Kewajiban-kewajiban tersebut tidaklah sama dimana kewajiban terhadap negara dan orang tua lebih diutamakan daripada kewajiban terhadap teman dan kehidupan
manusia. Sifat-sifat mulia yang diajarkan oleh Confucius bertujuan untuk menciptakan manusia yang
berbudi-pekerti luhur yang disebut Budiman (C'un Zi), suatu proses latihan yang meliputi peningkatan
kualitas diri secara tetap, dan kemampuan berinteraksi di dalam kehidupan bermasyarakat secara
berkelanjutan. Walaupun Beliau menekankan proses belajar sebagai 'suatu kepentingan untuk diri
sendiri', dimana pada akhirnya terbentuk pengetahuan diri dan realisasi diri, namun Beliau juga
menyatakan bahwa kebanyakan orang akan memperoleh pendidikan sejati secara alami.

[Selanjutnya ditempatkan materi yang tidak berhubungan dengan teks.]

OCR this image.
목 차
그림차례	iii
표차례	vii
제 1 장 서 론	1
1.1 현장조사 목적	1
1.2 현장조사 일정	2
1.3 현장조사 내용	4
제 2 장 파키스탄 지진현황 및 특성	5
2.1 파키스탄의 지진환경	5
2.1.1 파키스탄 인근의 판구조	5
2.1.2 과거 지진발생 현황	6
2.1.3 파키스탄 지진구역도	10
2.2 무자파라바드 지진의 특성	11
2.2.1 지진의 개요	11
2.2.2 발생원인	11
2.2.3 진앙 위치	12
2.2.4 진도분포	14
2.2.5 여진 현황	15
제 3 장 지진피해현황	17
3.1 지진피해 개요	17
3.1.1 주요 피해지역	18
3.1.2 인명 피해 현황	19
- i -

Confucius dikenal juga sebagai guru pertama di Tiongkok yang memperjuangkan tersedianya
pendidikan bagi semua orang, dan menekankan bahwa pendidikan bukan hanya sebagai suatu
kewajiban semata-mata, melainkan suatu cara untuk menjalani kehidupan ini.
Beliau mempercayai
bahwa semua orang dapat menarik manfaat dari hasil pengolahan diri dalam belajar. Beliau
mengabdikan seluruh hidupnya untuk belajar dan mengajar dengan tujuan meningkatkan dan
mengubah kehidupan sosial saat itu. Confucius juga memperkenalkan suatu program ajaran moralitas
atau kebajikan untuk para calon pimpinan negara, membuka peluang belajar bagi semua orang, dan
mendefinisikan kegiatan belajar tidak hanya berdasarkan penguasaan pengetahuan semata-mata,
tetapi juga membentuk moralitas atau kebajikan seseorang.
RIWAYAT SINGKAT CONFUCIUS
Confucius, bernama kecil Khung Chiu atau Zhong Ni, lahir pada masa pemerintahan Raja Ling dari
dinasti Zhou (551 SM) di desa Chang Ping Negara bagian Lu (Sekarang Chu-fu, propinsi Shandong).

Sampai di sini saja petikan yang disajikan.